PARIS: A 24 ans, Charles de Vilmorin est entré mercredi de plain-pied dans le très élitiste club de la haute couture à Paris avec une collection aux couleurs vives, peintes à la main sur des formes exagérées.
«La ligne conductrice de cette collection, c'est la notion de liberté, je l'ai faite de manière instinctive, je voulais un résultat assez brut, aller droit au but», déclare le créateur grand et fin, en col roulé noir, qu'on compare d'ores et déjà à Yves Saint Laurent, ce qui ne le «dérange pas», dit-il.
Il a lancé sa marque au printemps dernier en plein confinement lorsqu'une collection de bombers très colorés était prête.

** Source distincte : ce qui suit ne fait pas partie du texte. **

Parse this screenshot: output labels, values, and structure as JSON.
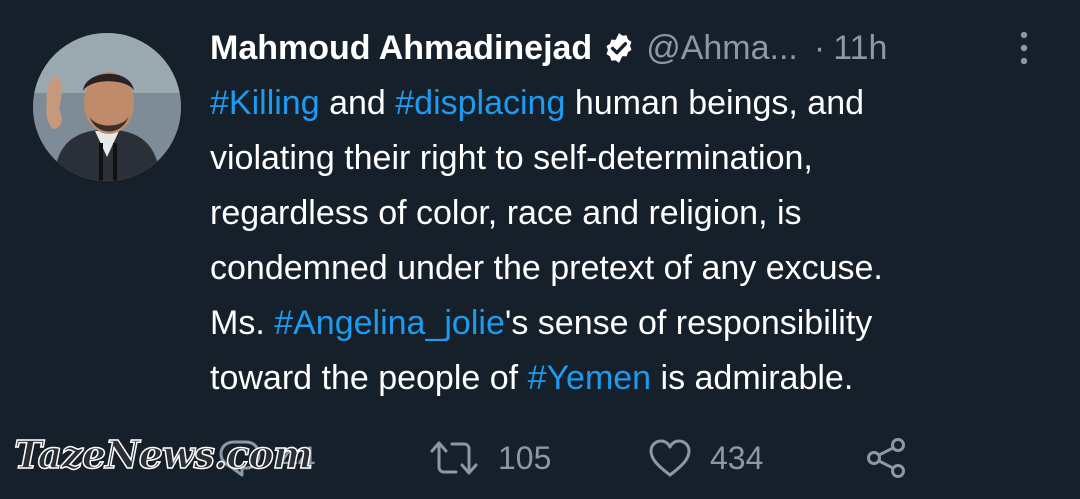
{
  "tweet": {
    "author": {
      "display_name": "Mahmoud Ahmadinejad",
      "handle": "@Ahma...",
      "verified_icon": "verified-badge-icon"
    },
    "separator": "·",
    "time": "11h",
    "more_icon": "more-vertical-icon",
    "body_lines": [
      [
        {
          "text": "#Killing",
          "tag": true
        },
        {
          "text": " and ",
          "tag": false
        },
        {
          "text": "#displacing",
          "tag": true
        },
        {
          "text": " human beings, and",
          "tag": false
        }
      ],
      [
        {
          "text": "violating their right to self-determination,",
          "tag": false
        }
      ],
      [
        {
          "text": "regardless of color, race and religion, is",
          "tag": false
        }
      ],
      [
        {
          "text": "condemned under the pretext of any excuse.",
          "tag": false
        }
      ],
      [
        {
          "text": "Ms. ",
          "tag": false
        },
        {
          "text": "#Angelina_jolie",
          "tag": true
        },
        {
          "text": "'s sense of responsibility",
          "tag": false
        }
      ],
      [
        {
          "text": "toward the people of ",
          "tag": false
        },
        {
          "text": "#Yemen",
          "tag": true
        },
        {
          "text": " is admirable.",
          "tag": false
        }
      ]
    ],
    "actions": {
      "reply": {
        "icon": "reply-icon",
        "count": "44"
      },
      "retweet": {
        "icon": "retweet-icon",
        "count": "105"
      },
      "like": {
        "icon": "heart-icon",
        "count": "434"
      },
      "share": {
        "icon": "share-icon"
      }
    }
  },
  "watermark": "TazeNews.com",
  "colors": {
    "background": "#15202b",
    "text": "#ffffff",
    "muted": "#8b98a5",
    "hashtag": "#1d9bf0"
  }
}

Les pièces ont été promues sur ses réseaux sociaux et se fabriquent «sur commande pour éviter toute surproduction».
Moins d'un an plus tard, il est sur le calendrier officiel de la haute couture, évènement exclusivement parisien qui rassemble une poignée de maisons correspondant à des critères très stricts.
Parrainé par Jean Paul Gaultier
«Je ne correspondais pas forcément, pour ce qui est l'ancienneté et tout ça, et c'est Jean Paul Gaultier qui a décidé de me parrainer», raconte le styliste.
«C'est une belle preuve que la haute couture est dans une démarche d'évoluer, d'aller plus loin et de revoir ses caractéristiques. Cela ne peut être que positif».
Enfant terrible de la mode, Gaultier a raccroché ses ciseaux il y a un an au bout de 50 ans de carrière et prévoyait de présenter les collections revisitées de sa maison avec un styliste invité chaque saison, un projet qui n'est pas à ce jour concrétisé.
Pour cette deuxième saison entièrement virtuelle pour cause de la Covid, les maisons historiques sont poussées à se réinventer avec des formats numériques pour remplacer les défilés.
Charles de Vilmorin qui n'en a jamais organisé, mais qui est très à l'aise avec Instagram, est dans son élément: «je ne peux pas vraiment me rendre compte de ce que c'est en temps normal».
Il dit avoir conçu cette collection en pensant au rendu sur les images.
«Ce n'est pas pareil de filmer un vêtement que d'avoir un vêtement qui défile à moins d'un mètre de réelles personnes», explique-t-il.
Drame et contrastes
Fils d'une professeure de dessin et d'un directeur financier passionnés par la mode, Charles de Vilmorin a peint à la main la plupart des tissus de la collection en utilisant des acryliques et encre de Chine.
Le choix des couleurs «franches et primaires» et de grands coups de pinceaux est assumé pour créer des contrastes entre le côté «craft» des matières et les techniques de haute couture au niveau du corset, des nerfs et des finitions.
C'est Anaelle Postollec, 22 ans, son amie, muse et maquilleuse qui l'accompagne pour ses projets, qui pose en pièce emblématique de la collection couture: une robe à la taille marquée, aux épaules exagérées et buste en forme de ballons portée sur des cuissardes à talon aiguille, également aux motifs très vifs.
«J'adore tout ce qui est dramatique, les grandes formes, c'est presque du théâtre, quelque chose d'assez bizarre, un rêve qui a tourné au cauchemar. C'est paradoxal entre toutes ces couleurs et les formes qui sont violentes», confie-t-elle.
Charles «ose se jeter dans le vide clairement, cela résonne avec le moment, cela apporte un message de quelque chose de nouveau et de meilleur qui va venir bientôt», estime la jeune femme qui réalise des maquillages et des «body paintings» avec des motifs qui rappellent ou complètent ceux des tenues pour les présentations vidéo.
Des papillons, des fleurs qui montent sur les corps, «je voulais cette notion d'éclosion et de nouvelle naissance», soutient le styliste.
Pour lui, la haute couture sert à expérimenter et plutôt que d'être portable, un vêtement doit «exprimer quelque chose».
Et la crise sanitaire fait que la mode doit être «sincère».
«On n'a plus envie de passer par 36 milliards de chemins pour dire quelque chose», conclut-il.